Takeaway: Advise employees to be skeptical of anyone who tries to give them something. Depending on how big the stakes are, an experienced criminal may even spend weeks laying the ground work to form a reciprocal relationship with staff that can result in access to sensitive or secure areas.
3. They use humor
People generally enjoy the company of those who have a good sense of humor. The social engineer knows this all too well and uses it to gain information, get past a gatekeeper, or even just to get out of trouble. Brushwood refers to it as the 'liking' fixed action pattern.
"People who we like, or think we like, we are much more likely to grant a favor to because we feel a familiarity to them," he said.
Brushwood has used humor to get out of speeding tickets many times. His trick is to show a funny license picture and then even finds a way to hand the officer a Monopoly "Get out of Jail Free" card as part of his side-of-the-road shtick.
"Police deal all day with the boo-hoo stories," he said. "But my approach is to be upbeat. To give them the impression that I am not worried and would rather hang out and make them laugh."
Brushwood estimates he gets out of speeding tickets 80 to 90 percent of the time with this tactic.

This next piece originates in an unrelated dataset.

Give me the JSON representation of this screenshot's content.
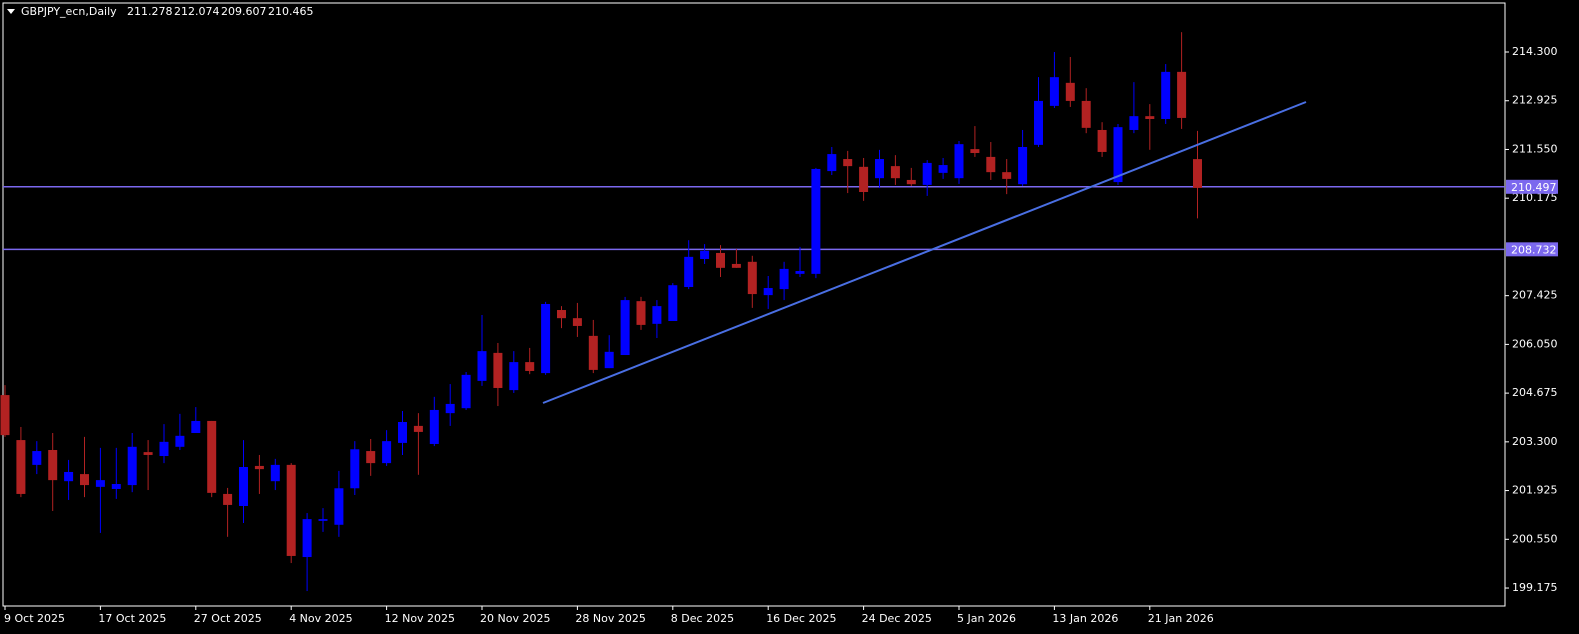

Takeaway: In a breach or criminal scenario, the social engineer might try and chat with an employee to get information out of him. One good example is the fake IT call, where the caller asks for an employee's password. It is much more likely that sensitive information will be volunteered if the conversation is fun, and puts the employee at ease.
4. They make a request and offer a reason
Brushwood was recently inspired by the results of a recent Harvard study, also included in Cialdini's 'Influence,' which found people are likely to concede to a request if the word 'because' is used when asking. The study looked at groups of people waiting to use a copy machine in a library and how they responded when someone approached and asked to cut in line.
In the first group, the person would say: "Excuse me, I have five pages. May I use the Xerox machine because I'm in a rush?" In that group, 94 percent said yes and allowed the person to skip ahead in line. In another group, the line-cutter asked: "Excuse me, I have five pages. May I use the Xerox machine?" However, only 60 percent said yes to the person looking to cut. In a third group, the question was: "Excuse me, I have five pages. May I use the Xerox machine because I need to make copies?" Even though the reason was seemingly ridiculous, 93 percent still said yes to the line-cutter.
"Turns out magic word is because," said Brushwood. "It didn't matter what she said next. Just like if you see someone marching around like they own the place, it's safe to assume they belong there. Likewise, if someone says 'because' people assume they have some legitimate reason."
Brushwood points out that the fixed action pattern at work in this scenario is the simply the perception of a reason. Even if the reason given is nonsense, hearing the word 'because' prompts people to respond favorably.
Takeaway: It's important to slow down and look and listen to what is happening and what is being said in a work environment. During a hectic day, it may seem easier to wave someone by, or give up information when it is requested. But awareness and presence of mind are paramount to prevent a criminal from taking advantage of you.